The first DAG creates and populates a table (animal_adoptions_combined) with data aggregated from the two source tables (adoption_center_1 and adoption_center_2) you created in Step 3. The second DAG creates and populates a reporting table (adoption_reporting_long) using data from the aggregated table (animal_adoptions_combined) created in your first DAG. Both of these DAGs use the PostgresOperator which has a pre-built OpenLineage extractor, so lineage is generated automatically.

You might want to make adjustments to these DAGs if you are working with different source tables, or if your Postgres connection id is not postgres_default.

Step 6: Run your DAGs and view lineage data

You can trace the data through the DAGs you created in Step 5 by viewing their lineage data in Marquez.

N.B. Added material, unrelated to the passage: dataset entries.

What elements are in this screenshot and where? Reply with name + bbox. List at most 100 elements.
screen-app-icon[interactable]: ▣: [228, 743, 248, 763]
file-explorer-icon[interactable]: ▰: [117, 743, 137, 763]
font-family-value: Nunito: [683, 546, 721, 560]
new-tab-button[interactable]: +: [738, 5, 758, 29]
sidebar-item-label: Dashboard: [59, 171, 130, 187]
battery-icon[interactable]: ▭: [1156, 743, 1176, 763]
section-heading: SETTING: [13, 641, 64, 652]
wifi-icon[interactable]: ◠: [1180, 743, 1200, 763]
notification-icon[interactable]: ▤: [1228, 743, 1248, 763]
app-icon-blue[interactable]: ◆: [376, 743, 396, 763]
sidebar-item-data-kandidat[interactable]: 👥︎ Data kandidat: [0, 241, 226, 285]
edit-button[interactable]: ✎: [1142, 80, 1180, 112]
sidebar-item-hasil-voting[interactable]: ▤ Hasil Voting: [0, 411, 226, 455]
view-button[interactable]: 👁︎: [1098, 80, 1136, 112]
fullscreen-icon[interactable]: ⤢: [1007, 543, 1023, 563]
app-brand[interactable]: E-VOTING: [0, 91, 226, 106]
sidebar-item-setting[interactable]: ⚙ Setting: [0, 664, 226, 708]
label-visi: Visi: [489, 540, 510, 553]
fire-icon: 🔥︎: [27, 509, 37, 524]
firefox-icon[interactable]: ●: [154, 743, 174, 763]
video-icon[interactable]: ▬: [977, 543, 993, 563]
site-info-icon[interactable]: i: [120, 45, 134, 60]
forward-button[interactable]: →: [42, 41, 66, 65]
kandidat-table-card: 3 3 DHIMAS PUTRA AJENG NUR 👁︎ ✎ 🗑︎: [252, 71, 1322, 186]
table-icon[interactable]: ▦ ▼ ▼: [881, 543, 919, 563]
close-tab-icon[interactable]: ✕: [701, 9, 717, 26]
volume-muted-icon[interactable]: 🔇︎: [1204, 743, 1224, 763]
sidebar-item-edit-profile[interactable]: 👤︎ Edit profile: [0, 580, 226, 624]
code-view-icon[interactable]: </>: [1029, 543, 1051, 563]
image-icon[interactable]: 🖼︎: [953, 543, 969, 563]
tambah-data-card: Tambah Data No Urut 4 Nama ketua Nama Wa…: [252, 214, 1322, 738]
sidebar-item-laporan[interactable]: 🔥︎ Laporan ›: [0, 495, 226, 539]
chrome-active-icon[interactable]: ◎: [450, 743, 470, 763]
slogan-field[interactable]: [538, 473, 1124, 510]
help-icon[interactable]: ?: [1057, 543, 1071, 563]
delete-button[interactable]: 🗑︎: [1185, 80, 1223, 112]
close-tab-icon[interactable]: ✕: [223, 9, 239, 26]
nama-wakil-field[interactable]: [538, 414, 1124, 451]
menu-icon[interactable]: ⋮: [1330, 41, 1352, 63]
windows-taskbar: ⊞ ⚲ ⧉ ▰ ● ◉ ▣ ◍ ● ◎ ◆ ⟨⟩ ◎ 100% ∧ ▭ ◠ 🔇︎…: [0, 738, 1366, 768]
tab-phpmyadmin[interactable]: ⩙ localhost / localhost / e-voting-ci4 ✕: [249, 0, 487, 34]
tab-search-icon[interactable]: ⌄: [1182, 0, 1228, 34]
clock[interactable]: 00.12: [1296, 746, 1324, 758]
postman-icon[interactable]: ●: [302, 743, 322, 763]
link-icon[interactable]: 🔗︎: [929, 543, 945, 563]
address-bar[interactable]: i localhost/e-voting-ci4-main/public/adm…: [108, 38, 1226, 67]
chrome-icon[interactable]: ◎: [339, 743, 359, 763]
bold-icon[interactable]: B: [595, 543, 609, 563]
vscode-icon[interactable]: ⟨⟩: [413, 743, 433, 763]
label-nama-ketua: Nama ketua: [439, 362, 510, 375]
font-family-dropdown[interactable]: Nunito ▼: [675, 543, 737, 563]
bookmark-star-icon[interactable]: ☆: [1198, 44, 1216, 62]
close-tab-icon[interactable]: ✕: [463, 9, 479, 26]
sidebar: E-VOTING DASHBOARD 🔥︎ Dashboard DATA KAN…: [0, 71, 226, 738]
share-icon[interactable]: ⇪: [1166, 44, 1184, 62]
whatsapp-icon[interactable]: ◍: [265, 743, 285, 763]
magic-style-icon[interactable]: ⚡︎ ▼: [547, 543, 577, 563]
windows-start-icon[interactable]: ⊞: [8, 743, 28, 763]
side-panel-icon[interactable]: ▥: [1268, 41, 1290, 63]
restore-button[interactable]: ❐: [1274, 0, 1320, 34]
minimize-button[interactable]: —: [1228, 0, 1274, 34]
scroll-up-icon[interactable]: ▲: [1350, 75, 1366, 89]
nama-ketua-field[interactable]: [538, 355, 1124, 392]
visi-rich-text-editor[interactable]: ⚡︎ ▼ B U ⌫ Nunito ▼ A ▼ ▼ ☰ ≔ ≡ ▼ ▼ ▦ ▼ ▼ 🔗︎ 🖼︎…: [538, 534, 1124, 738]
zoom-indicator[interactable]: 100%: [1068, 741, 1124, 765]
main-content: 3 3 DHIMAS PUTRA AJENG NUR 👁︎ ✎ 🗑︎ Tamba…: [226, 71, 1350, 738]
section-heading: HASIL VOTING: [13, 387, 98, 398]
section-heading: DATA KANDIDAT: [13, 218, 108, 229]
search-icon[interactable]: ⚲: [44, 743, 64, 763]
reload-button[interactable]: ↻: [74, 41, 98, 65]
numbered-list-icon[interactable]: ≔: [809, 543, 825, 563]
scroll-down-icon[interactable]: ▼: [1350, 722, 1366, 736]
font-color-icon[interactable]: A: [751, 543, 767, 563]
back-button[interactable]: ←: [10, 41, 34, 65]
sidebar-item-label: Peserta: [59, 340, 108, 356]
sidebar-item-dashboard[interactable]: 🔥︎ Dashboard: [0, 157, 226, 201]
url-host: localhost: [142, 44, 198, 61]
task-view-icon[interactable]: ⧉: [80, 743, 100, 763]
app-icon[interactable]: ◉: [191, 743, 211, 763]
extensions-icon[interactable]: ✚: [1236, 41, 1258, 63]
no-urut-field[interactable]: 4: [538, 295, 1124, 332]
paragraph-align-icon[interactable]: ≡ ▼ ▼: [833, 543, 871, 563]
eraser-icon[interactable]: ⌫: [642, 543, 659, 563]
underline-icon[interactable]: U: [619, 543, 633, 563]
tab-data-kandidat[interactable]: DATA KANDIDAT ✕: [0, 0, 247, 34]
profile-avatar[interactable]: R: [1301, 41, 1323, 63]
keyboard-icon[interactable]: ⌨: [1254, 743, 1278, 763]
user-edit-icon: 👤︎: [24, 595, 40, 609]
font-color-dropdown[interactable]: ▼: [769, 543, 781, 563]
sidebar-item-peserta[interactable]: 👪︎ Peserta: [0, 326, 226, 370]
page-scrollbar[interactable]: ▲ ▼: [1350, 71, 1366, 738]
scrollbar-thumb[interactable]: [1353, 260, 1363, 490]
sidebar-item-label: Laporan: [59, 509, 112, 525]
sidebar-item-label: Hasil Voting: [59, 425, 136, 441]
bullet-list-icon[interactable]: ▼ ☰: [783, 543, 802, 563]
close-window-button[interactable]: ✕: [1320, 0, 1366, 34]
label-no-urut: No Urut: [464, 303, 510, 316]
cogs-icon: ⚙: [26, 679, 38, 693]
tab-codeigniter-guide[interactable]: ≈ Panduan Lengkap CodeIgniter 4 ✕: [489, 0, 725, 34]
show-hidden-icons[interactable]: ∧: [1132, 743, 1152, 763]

  1. Run the lineage-combine-postgres DAG.

  2. Run the lineage-reporting-postgres DAG.

  3. Go to the Marquez UI at localhost:3000 and view the jobs created by each task instance. You should see something like this:

    Marquez Jobs

  4. Click on one of the jobs from your DAGs to see the full lineage graph.

    Marquez Graph

    The lineage graph shows:

    • Two origin datasets that are used to populate the combined data table.
    • The four jobs (tasks) from your DAGs that create new tables and result in new combined datasets: combine and reporting.
    • Two new datasets that are created by those jobs.

The lineage graph shows you how these two DAGs are connected and how data flows through the entire pipeline, giving you insight you wouldn't have if you were to view these DAGs in the Airflow UI alone.

Conclusion

Congratulations! You are now able to run Marquez and Airflow locally and trace data through your DAGs by viewing their lineage. A great next step is to try other Airflow operators that generate lineage data, or, if you are an Astronomer customer, check out lineage in the Astro UI.